De acordo com dados do Google para fevereiro deste ano, 23.6% dos usuários brasileiros da Internet acessam usando IPv6 e, segundo a Akamai, o tráfego IPv6 no Brasil cresce a taxas acima de 50% ao ano.
 Com base nestas informações estatísticas,  que expectativas de crescimento têm para este ano?

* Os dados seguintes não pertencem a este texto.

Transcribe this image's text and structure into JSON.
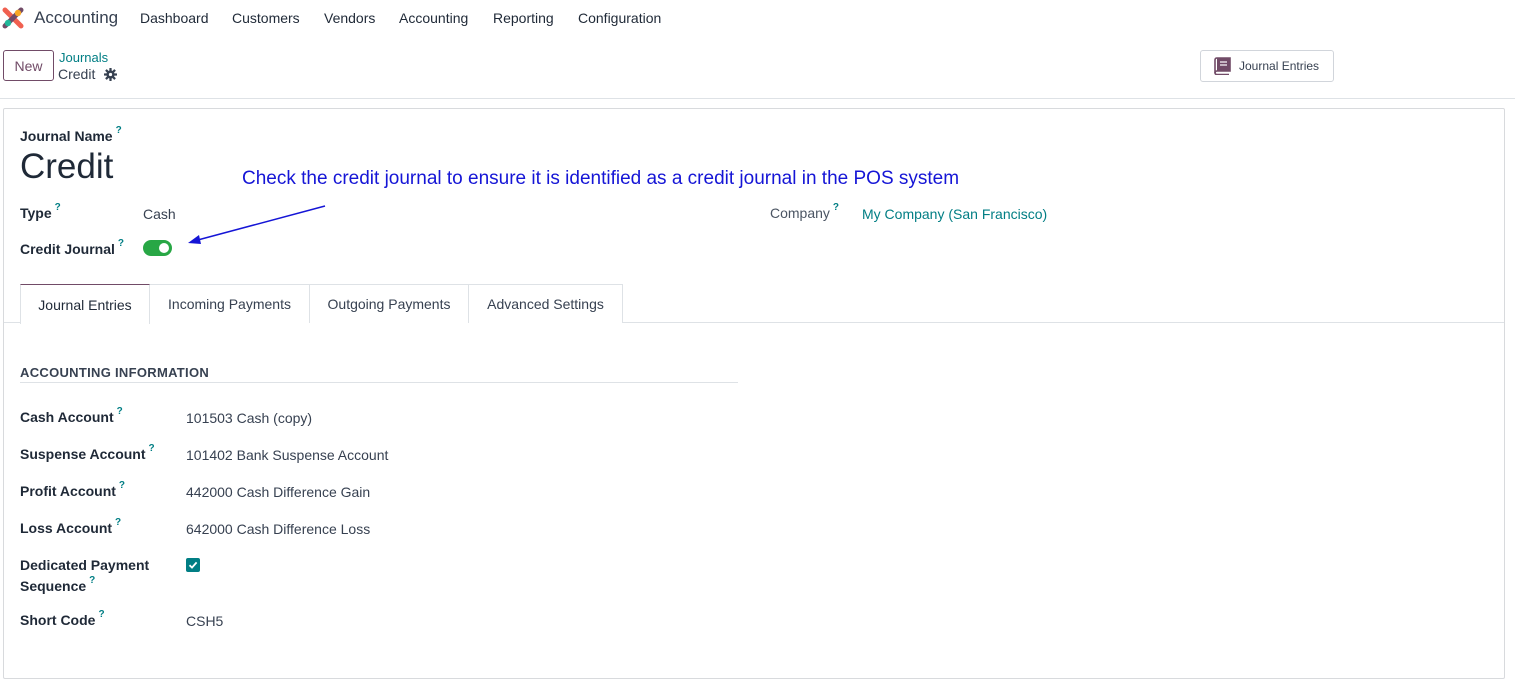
{
  "nav": {
    "app_name": "Accounting",
    "menus": [
      "Dashboard",
      "Customers",
      "Vendors",
      "Accounting",
      "Reporting",
      "Configuration"
    ]
  },
  "control_panel": {
    "new_label": "New",
    "breadcrumb_parent": "Journals",
    "breadcrumb_current": "Credit",
    "journal_entries_button": "Journal Entries"
  },
  "form": {
    "journal_name_label": "Journal Name",
    "journal_name": "Credit",
    "type_label": "Type",
    "type_value": "Cash",
    "credit_journal_label": "Credit Journal",
    "credit_journal_enabled": true,
    "company_label": "Company",
    "company_value": "My Company (San Francisco)",
    "help_mark": "?"
  },
  "annotation": "Check the credit journal to ensure it is identified as a credit journal in the POS system",
  "tabs": [
    "Journal Entries",
    "Incoming Payments",
    "Outgoing Payments",
    "Advanced Settings"
  ],
  "accounting_info": {
    "section_title": "ACCOUNTING INFORMATION",
    "cash_account_label": "Cash Account",
    "cash_account": "101503 Cash (copy)",
    "suspense_account_label": "Suspense Account",
    "suspense_account": "101402 Bank Suspense Account",
    "profit_account_label": "Profit Account",
    "profit_account": "442000 Cash Difference Gain",
    "loss_account_label": "Loss Account",
    "loss_account": "642000 Cash Difference Loss",
    "dedicated_seq_label_1": "Dedicated Payment",
    "dedicated_seq_label_2": "Sequence",
    "dedicated_seq_checked": true,
    "short_code_label": "Short Code",
    "short_code": "CSH5"
  },
  "colors": {
    "brand": "#714B67",
    "link": "#017e84",
    "toggle_on": "#28a745",
    "annotation": "#1515d6"
  }
}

As estatísticas mostram que em 2017 o número de usuários com IPv6 quase dobrou. Com base nos números de janeiro e fevereiro, acho que podemos ser otimistas e esperar que isso se repita em 2018. Chegaremos ao final do ano com cerca de 40% dos usuários com IPv6.Temos ainda alguns grandes desafios, que precisam ir sendo superados, para mantermos o ritmo de crescimento do IPv6 e da Internet em si:aumentar o ritmo da implementação do IPv6 nos milhares de provedores regionais, em particular os menores; ter todos os provedores de hospedagem web, serviços de cloud, etc, com IPv6; garantir que todos os roteadores wifi domésticos e outras CPE disponíveis no mercado tenham todos suporte a IPv6; garantir que odutos conectados, como televisões, câmeras de segurança, etc, tenham suporte a IPv6; entre outros. Mas estamos indo bem. Vamos chegar lá.